The Kinesis Consumer can be configured via HOCON configuration as is common for Akka projects

```hocon
example.consumer {
application-name = "test-app" # name of the application (consumer group)
stream-name = "test-stream" # name of the stream to connect to

position {
initial = "latest" # (latest, trim-horizon, at-timestamp). defaults to latest
#time = "" # Only set if position is at-timestamp. Supports a valid Java Date parseable datetime string
}

checkpoint {
#completion-timeout = "30s" # When a Shard End / Shutdown event occurs, this timeout determines how long to wait for all in-flight messages to be marked processed. Defaults to 30s
#timeout = "20s" # timeout for checkpoints to complete. (Checkpoints are completed when the checkpoint actor accepts the checkpoint sequence number). defaults to 20s
#max-buffer-size = 10000 # Maximum number of records to process before calling checkpoint (internally). All messages MUST be marked processed by client, before they can be considered for checkpointing.
#max-duration = "60s" # Max duration to wait between checkpoint calls
}
}
```

Configuring the consumer using `ConsumerConfig`.

```scala
//...

consumer.source(ConsumerConfig.fromConfig(system.settings.config.getConfig("example.consumer")))

```

### Configuring using native AWS SDK config

The `ConsumerConfig` class has methods for accepting raw AWS SDK clients which can be configured. If you require very
custom configuration, this option is available.

## Gotchas

### Checkpointing

You MUST ensure to mark all in-flight messages as processed. The checkpoint tracking component needs to keep track
of all in-flight messages and as such, could run out of memory if messages are not marked as processed regularly.

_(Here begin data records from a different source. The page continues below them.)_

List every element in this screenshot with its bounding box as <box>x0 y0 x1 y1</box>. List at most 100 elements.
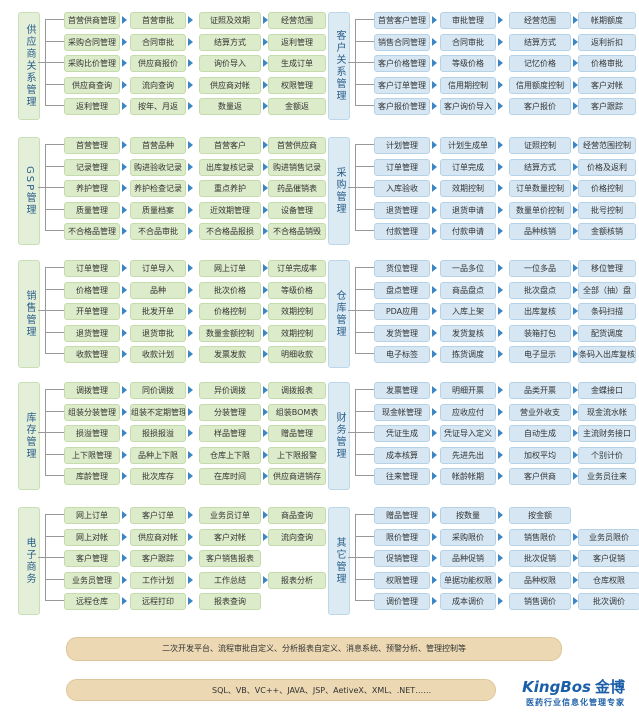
row-connector <box>45 230 64 231</box>
bracket-connector <box>348 62 355 63</box>
arrow-right-icon <box>498 162 503 171</box>
feature-item: 药品催销表 <box>268 180 326 197</box>
arrow-right-icon <box>263 102 268 110</box>
feature-item: 设备管理 <box>268 201 326 219</box>
row-connector <box>355 410 374 412</box>
feature-item: 金额返 <box>268 98 326 115</box>
row-connector <box>355 267 374 268</box>
section-label: GSP管理 <box>18 137 40 245</box>
feature-item: 按年、月返 <box>130 98 186 115</box>
row-connector <box>45 410 64 412</box>
arrow-right-icon <box>188 205 193 214</box>
feature-item: 返利管理 <box>268 33 326 51</box>
section-label: 仓库管理 <box>328 260 350 368</box>
arrow-right-icon <box>573 472 578 480</box>
feature-item: 异价调拨 <box>199 382 261 399</box>
section-label: 电子商务 <box>18 507 40 615</box>
feature-item: 仓库权限 <box>578 571 639 589</box>
row-connector <box>355 535 374 537</box>
section-label: 供应商关系管理 <box>18 12 40 120</box>
row-connector <box>355 288 374 290</box>
feature-item: 退货申请 <box>440 201 496 219</box>
arrow-right-icon <box>263 162 268 171</box>
module-item: 返利管理 <box>64 98 120 115</box>
feature-item: 客户询价导入 <box>440 98 496 115</box>
module-item: 赠品管理 <box>374 507 430 524</box>
feature-item: 合同审批 <box>130 33 186 51</box>
arrow-right-icon <box>188 227 193 235</box>
arrow-right-icon <box>432 532 437 541</box>
feature-item: 数量返 <box>199 98 261 115</box>
feature-item: 凭证导入定义 <box>440 425 496 442</box>
arrow-right-icon <box>573 80 578 89</box>
feature-item: 流向查询 <box>130 76 186 94</box>
section-label: 客户关系管理 <box>328 12 350 120</box>
arrow-right-icon <box>573 386 578 394</box>
feature-item: 报表分析 <box>268 571 326 589</box>
module-item: 网上订单 <box>64 507 120 524</box>
module-item: 价格管理 <box>64 281 120 299</box>
feature-item: 结算方式 <box>509 33 571 51</box>
module-item: 调拨管理 <box>64 382 120 399</box>
feature-item: 供应商报价 <box>130 55 186 72</box>
feature-item: 订单完成率 <box>268 260 326 277</box>
arrow-right-icon <box>122 575 127 584</box>
feature-item: 商品查询 <box>268 507 326 524</box>
feature-item: 价格审批 <box>578 55 636 72</box>
feature-item: 按数量 <box>440 507 496 524</box>
arrow-right-icon <box>188 575 193 584</box>
technology-banner: SQL、VB、VC++、JAVA、JSP、AetiveX、XML、.NET…… <box>66 679 496 701</box>
arrow-right-icon <box>188 407 193 416</box>
arrow-right-icon <box>263 407 268 416</box>
arrow-right-icon <box>188 597 193 605</box>
arrow-right-icon <box>263 386 268 394</box>
feature-item: 价格控制 <box>199 303 261 320</box>
feature-item: 个别计价 <box>578 446 636 464</box>
arrow-right-icon <box>498 16 503 24</box>
section-s3: 采购管理 计划管理 计划生成单 证照控制 经营范围控制 订单管理 订单完成 结算方式 价格及返利… <box>328 135 636 250</box>
module-item: 损溢管理 <box>64 425 120 442</box>
module-item: PDA应用 <box>374 303 430 320</box>
arrow-right-icon <box>122 205 127 214</box>
feature-item: 结算方式 <box>199 33 261 51</box>
feature-item: 配货调度 <box>578 324 636 342</box>
feature-item: 流向查询 <box>268 528 326 546</box>
row-connector <box>45 310 64 311</box>
module-item: 不合格品管理 <box>64 223 120 240</box>
feature-item: 出库复核 <box>509 303 571 320</box>
arrow-right-icon <box>573 532 578 541</box>
feature-item: 退货审批 <box>130 324 186 342</box>
arrow-right-icon <box>263 429 268 437</box>
feature-item: 重点养护 <box>199 180 261 197</box>
arrow-right-icon <box>498 102 503 110</box>
row-connector <box>45 19 64 20</box>
module-item: 货位管理 <box>374 260 430 277</box>
section-label-text: 库存管理 <box>24 412 35 460</box>
arrow-right-icon <box>188 102 193 110</box>
feature-item: 权限管理 <box>268 76 326 94</box>
feature-item: 收款计划 <box>130 346 186 363</box>
bracket-connector <box>38 187 45 188</box>
arrow-right-icon <box>122 141 127 149</box>
row-connector <box>355 230 374 231</box>
module-item: 盘点管理 <box>374 281 430 299</box>
section-label: 财务管理 <box>328 382 350 490</box>
arrow-right-icon <box>263 285 268 294</box>
arrow-right-icon <box>432 472 437 480</box>
module-item: 成本核算 <box>374 446 430 464</box>
feature-item: 信用额度控制 <box>509 76 571 94</box>
feature-item: 等级价格 <box>268 281 326 299</box>
module-item: 组装分装管理 <box>64 403 120 421</box>
arrow-right-icon <box>263 575 268 584</box>
row-connector <box>45 353 64 354</box>
module-item: 开单管理 <box>64 303 120 320</box>
row-connector <box>355 331 374 333</box>
arrow-right-icon <box>498 37 503 46</box>
arrow-right-icon <box>432 386 437 394</box>
arrow-right-icon <box>122 328 127 337</box>
arrow-right-icon <box>263 59 268 67</box>
section-s2: GSP管理 首营管理 首营品种 首营客户 首营供应商 记录管理 购进验收记录 出库复核记录 购进… <box>18 135 326 250</box>
arrow-right-icon <box>188 386 193 394</box>
logo-brand-cn: 金博 <box>594 678 625 696</box>
row-connector <box>355 40 374 42</box>
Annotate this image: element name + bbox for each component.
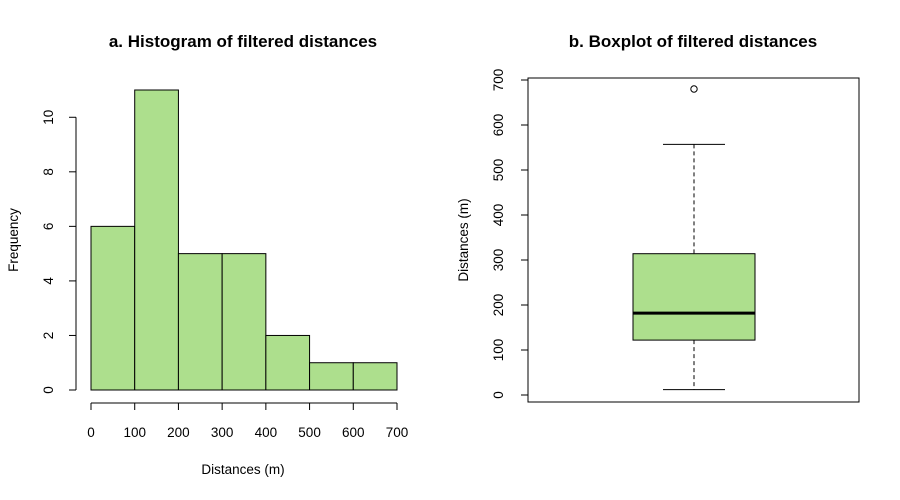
boxplot-frame — [527, 77, 860, 403]
histogram-y-axis: 0 2 4 6 8 10 — [41, 110, 77, 394]
histogram-x-tick-label: 0 — [87, 425, 95, 440]
boxplot-y-tick-label: 200 — [491, 294, 506, 317]
histogram-x-tick-label: 200 — [167, 425, 190, 440]
boxplot-y-tick-label: 0 — [491, 391, 506, 399]
histogram-bar — [352, 362, 398, 391]
histogram-y-tick-label: 8 — [41, 168, 56, 176]
boxplot-y-tick-label: 700 — [491, 69, 506, 92]
boxplot-y-tick-label: 600 — [491, 114, 506, 137]
histogram-x-tick-label: 100 — [123, 425, 146, 440]
histogram-x-tick-label: 700 — [386, 425, 409, 440]
histogram-y-tick-label: 2 — [41, 332, 56, 340]
histogram-bar — [221, 253, 267, 391]
histogram-y-tick-label: 10 — [41, 110, 56, 125]
boxplot-y-label: Distances (m) — [456, 198, 471, 281]
histogram-panel: a. Histogram of filtered distances 0 100 2… — [6, 32, 408, 477]
histogram-bars — [90, 89, 398, 391]
boxplot-outlier-point — [690, 85, 698, 93]
histogram-bar — [134, 89, 179, 391]
boxplot-title: b. Boxplot of filtered distances — [569, 32, 817, 51]
histogram-x-tick-label: 400 — [255, 425, 278, 440]
boxplot-y-tick-label: 100 — [491, 339, 506, 362]
boxplot-panel: b. Boxplot of filtered distances 0 100 200… — [456, 32, 860, 403]
boxplot-elements — [632, 85, 756, 391]
histogram-bar — [90, 225, 136, 391]
histogram-x-tick-label: 500 — [298, 425, 321, 440]
histogram-x-axis: 0 100 200 300 400 500 600 700 — [87, 402, 409, 440]
histogram-y-tick-label: 4 — [41, 277, 56, 285]
boxplot-y-axis: 0 100 200 300 400 500 600 700 — [491, 69, 529, 399]
histogram-x-label: Distances (m) — [201, 462, 284, 477]
histogram-bar — [309, 362, 354, 391]
boxplot-y-tick-label: 400 — [491, 204, 506, 227]
histogram-x-tick-label: 600 — [342, 425, 365, 440]
boxplot-box — [632, 253, 756, 341]
histogram-y-tick-label: 6 — [41, 223, 56, 231]
histogram-title: a. Histogram of filtered distances — [109, 32, 377, 51]
boxplot-y-tick-label: 500 — [491, 159, 506, 182]
histogram-bar — [265, 334, 311, 391]
boxplot-y-tick-label: 300 — [491, 249, 506, 272]
histogram-x-tick-label: 300 — [211, 425, 234, 440]
histogram-bar — [177, 253, 223, 391]
histogram-y-tick-label: 0 — [41, 386, 56, 394]
histogram-y-label: Frequency — [6, 208, 21, 272]
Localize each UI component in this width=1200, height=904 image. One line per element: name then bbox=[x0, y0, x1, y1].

If you choose to do at-most-once processing, a simple solution is to mark a record as processed as soon as it arrives on
the stream.

## Required IAM Permissions

The following IAM permissions are required to use KCL 2.x

- `STREAM_ARN` - the ARN of the Kinesis stream being consumed from
- `DYNAMO_ARN` - the ARN of the DynamoDB table that the KCL will use for checkpointing
- The name of the table will correspond to the `application name` set for the consumer

```json
{
"PolicyName": "Kinesis-Consumer",
"PolicyDocument": {
"Version": "2012-10-17",
"Statement": [
{
"Effect": "Allow",
"Action": [
"kinesis:RegisterStreamConsumer",
"kinesis:DescribeStreamSummary",
"kinesis:ListShards",
"kinesis:DescribeStream",
"kinesis:GetShardIterator",
"kinesis:GetRecords",
"kinesis:PutRecord",
"kinesis:PutRecords"
],
"Resource": [
"{STREAM_ARN}"
]
},
{
"Effect": "Allow",
"Action": [
"kinesis:SubscribeToShard",
"kinesis:ListStreams",
"kinesis:DescribeStreamConsumer"
],
"Resource": [
"*"
]
},
{
"Effect": "Allow",
"Action": [
"dynamodb:*"
],
"Resource": [
"{DYNAMO_ARN}"
]
},
{
"Effect": "Allow",
"Action": [
"cloudwatch:PutMetricData"
],
"Resource": [
"*"
]
}
]
}
}
```

# Improvements

- Implement a RecordProcessor which does not use a checkpoint tracker to allow for a simpler at-most-once processing.